# I don't think reptiles should be kept as pets



## DLLNP (Sep 5, 2015)

https://youtu.be/WOIqCCRIUu4

Thanks for watching

-D


----------



## Zincubus (Sep 6, 2010)

I was nearly put off by the thread title but I'm always interested in somebody else's opinion - on anything. Sadly the internet , in general , is full of blinkered opinionated people which really frustrates me .

What a refreshingly fascinating, uplifting, inspiring viewpoint !!

Absolutely wonderful video as well .. 

I found myself agreeing with just about EVERYTHING you said !

Fascinating !!

PS
All my 14 snakes have always been kept in vivs with hiding places , branches , foliage and bark pieces .... I spend ages trying to convert people away from TUBS and a water dish but there are thousands who argue in favour of them ... 



Sent from my iPhone using Tapatalk


----------



## DLLNP (Sep 5, 2015)

Thanks a lot for the kind words! Yes... I must admit the title is dangerously close to being clickbait haha

I am very happy you feel the same way, I spent quite some time thinking this through so I am glad the message is connecting with others in the hobby!


----------



## Zincubus (Sep 6, 2010)

DLLNP said:


> Thanks a lot for the kind words! Yes... I must admit the title is dangerously close to being clickbait haha
> 
> 
> 
> I am very happy you feel the same way, I spent quite some time thinking this through so I am glad the message is connecting with others in the hobby!




Maybe you can post some links in this thread ... to your site / blog / videos etc

I watched your video on my mobile via TapaTalk but saw no way of linking/ liking or following ..


Sent from my iPhone using Tapatalk


----------



## richardhind (May 18, 2016)

I skipped it this morning when I checked the site, but I’ve just watched and I actually think you did a good job, i agree it takes a lot of work to set it all up properly but more than worth it.I have always had my vivs as natural as possible, they always have branches etc for them to climb on and hides and a shelf which they seem to love and always use orchid bark,they seem to really enjoy them 
Thanks


Sent from my iPod touch using Tapatalk


----------



## DLLNP (Sep 5, 2015)

Zincubus said:


> Maybe you can post some links in this thread ... to your site / blog / videos etc
> 
> I watched your video on my mobile via TapaTalk but saw no way of linking/ liking or following ..
> 
> ...


Sure, will do!

Here is a link to my website: https://www.animalsathome.ca/

Here is a link to my YouTube Channel: https://www.youtube.com/c/AnimalsatHomeChannel


----------



## DLLNP (Sep 5, 2015)

richardhind said:


> I skipped it this morning when I checked the site, but I’ve just watched and I actually think you did a good job, i agree it takes a lot of work to set it all up properly but more than worth it.I have always had my vivs as natural as possible, they always have branches etc for them to climb on and hides and a shelf which they seem to love and always use orchid bark,they seem to really enjoy them
> Thanks
> 
> 
> Sent from my iPod touch using Tapatalk


Thank you very much! It's fun watching the animals interact with the environment you provide for them!


----------



## Zincubus (Sep 6, 2010)

DLLNP said:


> Thank you very much! It's fun watching the animals interact with the environment you provide for them!

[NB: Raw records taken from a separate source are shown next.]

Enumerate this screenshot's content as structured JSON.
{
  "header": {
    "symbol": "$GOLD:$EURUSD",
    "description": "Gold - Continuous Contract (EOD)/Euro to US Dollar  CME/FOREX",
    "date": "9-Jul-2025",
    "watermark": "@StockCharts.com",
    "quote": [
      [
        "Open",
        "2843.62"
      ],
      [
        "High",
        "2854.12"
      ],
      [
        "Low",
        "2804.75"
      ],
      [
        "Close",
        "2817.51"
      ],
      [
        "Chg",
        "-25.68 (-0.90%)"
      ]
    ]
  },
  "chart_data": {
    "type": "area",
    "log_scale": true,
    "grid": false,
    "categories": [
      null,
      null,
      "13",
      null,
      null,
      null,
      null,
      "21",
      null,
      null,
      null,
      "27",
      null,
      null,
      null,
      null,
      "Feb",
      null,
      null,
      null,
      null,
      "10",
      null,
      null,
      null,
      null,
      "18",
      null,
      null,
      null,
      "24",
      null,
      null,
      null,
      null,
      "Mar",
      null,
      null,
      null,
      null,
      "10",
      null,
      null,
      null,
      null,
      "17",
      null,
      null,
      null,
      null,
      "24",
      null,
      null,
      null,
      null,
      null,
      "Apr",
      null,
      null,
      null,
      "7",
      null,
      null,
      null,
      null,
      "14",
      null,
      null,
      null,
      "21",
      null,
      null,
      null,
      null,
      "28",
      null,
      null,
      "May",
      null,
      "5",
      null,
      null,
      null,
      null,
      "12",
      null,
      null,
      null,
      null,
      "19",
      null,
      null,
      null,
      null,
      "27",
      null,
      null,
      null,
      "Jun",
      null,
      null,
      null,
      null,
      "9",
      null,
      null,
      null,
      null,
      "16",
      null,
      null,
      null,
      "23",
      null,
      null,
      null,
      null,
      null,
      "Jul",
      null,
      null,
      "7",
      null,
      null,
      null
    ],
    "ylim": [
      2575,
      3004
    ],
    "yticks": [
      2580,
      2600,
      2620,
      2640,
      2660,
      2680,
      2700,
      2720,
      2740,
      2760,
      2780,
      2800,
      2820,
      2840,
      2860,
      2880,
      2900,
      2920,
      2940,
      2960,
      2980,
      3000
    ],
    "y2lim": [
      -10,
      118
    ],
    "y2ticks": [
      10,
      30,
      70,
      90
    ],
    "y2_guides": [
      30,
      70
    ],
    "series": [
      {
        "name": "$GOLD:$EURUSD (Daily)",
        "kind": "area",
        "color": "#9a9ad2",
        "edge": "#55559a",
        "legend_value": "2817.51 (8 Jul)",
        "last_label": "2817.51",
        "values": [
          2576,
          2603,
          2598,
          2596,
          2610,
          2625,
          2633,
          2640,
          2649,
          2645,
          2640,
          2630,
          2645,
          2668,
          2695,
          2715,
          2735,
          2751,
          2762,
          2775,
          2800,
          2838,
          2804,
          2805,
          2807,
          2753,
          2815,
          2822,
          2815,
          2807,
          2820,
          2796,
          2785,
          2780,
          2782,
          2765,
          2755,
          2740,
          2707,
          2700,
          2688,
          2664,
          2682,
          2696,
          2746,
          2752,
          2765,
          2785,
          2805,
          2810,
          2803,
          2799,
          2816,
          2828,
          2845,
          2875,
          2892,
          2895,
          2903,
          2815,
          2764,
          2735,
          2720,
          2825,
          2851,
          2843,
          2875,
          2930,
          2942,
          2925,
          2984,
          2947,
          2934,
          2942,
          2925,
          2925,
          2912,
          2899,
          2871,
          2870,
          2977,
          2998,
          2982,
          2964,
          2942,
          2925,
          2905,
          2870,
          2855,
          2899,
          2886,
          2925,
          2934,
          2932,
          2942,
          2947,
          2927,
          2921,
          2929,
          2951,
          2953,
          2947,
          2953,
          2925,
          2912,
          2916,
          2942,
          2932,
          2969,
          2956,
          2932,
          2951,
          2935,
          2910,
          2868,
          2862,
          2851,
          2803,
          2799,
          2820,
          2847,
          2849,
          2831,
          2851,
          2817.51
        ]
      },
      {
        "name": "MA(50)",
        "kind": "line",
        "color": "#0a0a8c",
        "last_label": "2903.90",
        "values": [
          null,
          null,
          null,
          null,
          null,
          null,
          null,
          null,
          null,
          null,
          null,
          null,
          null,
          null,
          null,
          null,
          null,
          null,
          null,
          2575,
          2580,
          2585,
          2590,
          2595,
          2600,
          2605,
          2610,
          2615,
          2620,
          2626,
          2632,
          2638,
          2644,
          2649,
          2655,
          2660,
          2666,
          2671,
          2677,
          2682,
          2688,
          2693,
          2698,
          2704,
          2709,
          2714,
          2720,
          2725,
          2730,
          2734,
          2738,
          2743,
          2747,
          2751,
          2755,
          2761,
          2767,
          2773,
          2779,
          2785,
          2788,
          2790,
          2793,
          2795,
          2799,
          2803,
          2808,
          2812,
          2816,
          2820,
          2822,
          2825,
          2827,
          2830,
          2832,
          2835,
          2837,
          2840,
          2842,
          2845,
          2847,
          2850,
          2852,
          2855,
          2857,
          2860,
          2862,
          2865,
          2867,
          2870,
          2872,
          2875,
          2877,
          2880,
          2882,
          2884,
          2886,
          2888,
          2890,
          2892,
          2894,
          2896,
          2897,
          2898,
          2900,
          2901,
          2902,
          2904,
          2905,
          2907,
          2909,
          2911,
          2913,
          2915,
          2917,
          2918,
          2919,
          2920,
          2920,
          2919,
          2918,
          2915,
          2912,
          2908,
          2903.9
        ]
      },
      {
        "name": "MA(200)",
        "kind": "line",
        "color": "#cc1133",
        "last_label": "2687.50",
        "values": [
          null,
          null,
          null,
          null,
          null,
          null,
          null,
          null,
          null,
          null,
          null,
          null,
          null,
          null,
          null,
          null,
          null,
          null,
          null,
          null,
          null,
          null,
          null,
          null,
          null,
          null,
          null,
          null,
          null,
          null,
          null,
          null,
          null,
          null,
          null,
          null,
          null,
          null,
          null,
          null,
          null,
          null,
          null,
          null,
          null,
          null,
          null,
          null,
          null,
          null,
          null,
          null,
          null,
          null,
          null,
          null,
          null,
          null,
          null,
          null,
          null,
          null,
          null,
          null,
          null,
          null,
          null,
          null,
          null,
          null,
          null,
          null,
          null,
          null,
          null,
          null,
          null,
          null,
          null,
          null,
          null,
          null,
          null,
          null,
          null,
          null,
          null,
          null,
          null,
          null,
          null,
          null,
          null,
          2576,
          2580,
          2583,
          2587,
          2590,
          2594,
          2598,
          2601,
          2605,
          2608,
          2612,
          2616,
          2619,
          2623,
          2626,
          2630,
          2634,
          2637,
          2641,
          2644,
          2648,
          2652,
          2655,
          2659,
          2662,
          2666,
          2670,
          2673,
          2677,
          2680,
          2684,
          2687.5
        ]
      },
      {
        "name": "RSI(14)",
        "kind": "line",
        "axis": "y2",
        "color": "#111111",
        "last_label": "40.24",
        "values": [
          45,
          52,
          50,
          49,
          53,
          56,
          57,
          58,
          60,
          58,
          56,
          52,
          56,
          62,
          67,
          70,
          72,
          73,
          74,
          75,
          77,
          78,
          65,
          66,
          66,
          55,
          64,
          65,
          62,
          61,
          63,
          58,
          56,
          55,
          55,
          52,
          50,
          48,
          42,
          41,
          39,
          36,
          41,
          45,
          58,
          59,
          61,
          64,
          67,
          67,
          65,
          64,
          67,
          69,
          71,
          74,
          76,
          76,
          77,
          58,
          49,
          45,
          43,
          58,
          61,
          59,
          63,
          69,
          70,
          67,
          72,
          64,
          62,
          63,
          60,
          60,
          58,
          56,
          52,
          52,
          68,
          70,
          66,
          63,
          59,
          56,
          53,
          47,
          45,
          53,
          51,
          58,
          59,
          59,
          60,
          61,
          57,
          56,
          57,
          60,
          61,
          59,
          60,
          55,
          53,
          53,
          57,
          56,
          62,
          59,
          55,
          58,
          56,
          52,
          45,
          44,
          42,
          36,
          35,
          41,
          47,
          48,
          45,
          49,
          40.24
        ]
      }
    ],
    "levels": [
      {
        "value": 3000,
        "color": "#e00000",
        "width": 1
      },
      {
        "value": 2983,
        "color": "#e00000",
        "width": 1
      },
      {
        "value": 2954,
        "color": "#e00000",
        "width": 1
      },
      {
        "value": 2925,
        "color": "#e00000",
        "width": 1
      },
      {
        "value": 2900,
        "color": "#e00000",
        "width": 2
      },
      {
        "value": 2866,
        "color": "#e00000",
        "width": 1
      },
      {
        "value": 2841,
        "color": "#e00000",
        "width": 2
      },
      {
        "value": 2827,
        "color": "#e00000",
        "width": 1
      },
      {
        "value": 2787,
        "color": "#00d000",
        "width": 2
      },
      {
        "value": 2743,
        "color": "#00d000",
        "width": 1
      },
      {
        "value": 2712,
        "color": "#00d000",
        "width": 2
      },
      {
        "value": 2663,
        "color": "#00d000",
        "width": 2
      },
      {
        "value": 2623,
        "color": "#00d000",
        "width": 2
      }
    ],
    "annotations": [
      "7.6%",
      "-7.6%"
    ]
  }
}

Are you familiar with the US based site Ball-Pythons.net forum ... ?

Great forum for reptiles ..

Probably worth posting this video on there as well ..
Maybe amend the thread title though 


Sent from my iPhone using Tapatalk


----------



## Zincubus (Sep 6, 2010)

This is a photo taken just yesterday off another forum ... I despair 

I actually suggested they lose the huge water bowl and replace it with a smaller one plus put two hides ( at least ) in with some branches , foliage ... I'll check on them in a week or so 












Sent from my iPhone using Tapatalk


----------



## DLLNP (Sep 5, 2015)

Zincubus said:


> Are you familiar with the US based site Ball-Pythons.net forum ... ?
> 
> Great forum for reptiles ..
> 
> ...


Good thinking! I somehow forgot about BP.net! Just posted it... with a different title 

I hope they follow through with your advice!


----------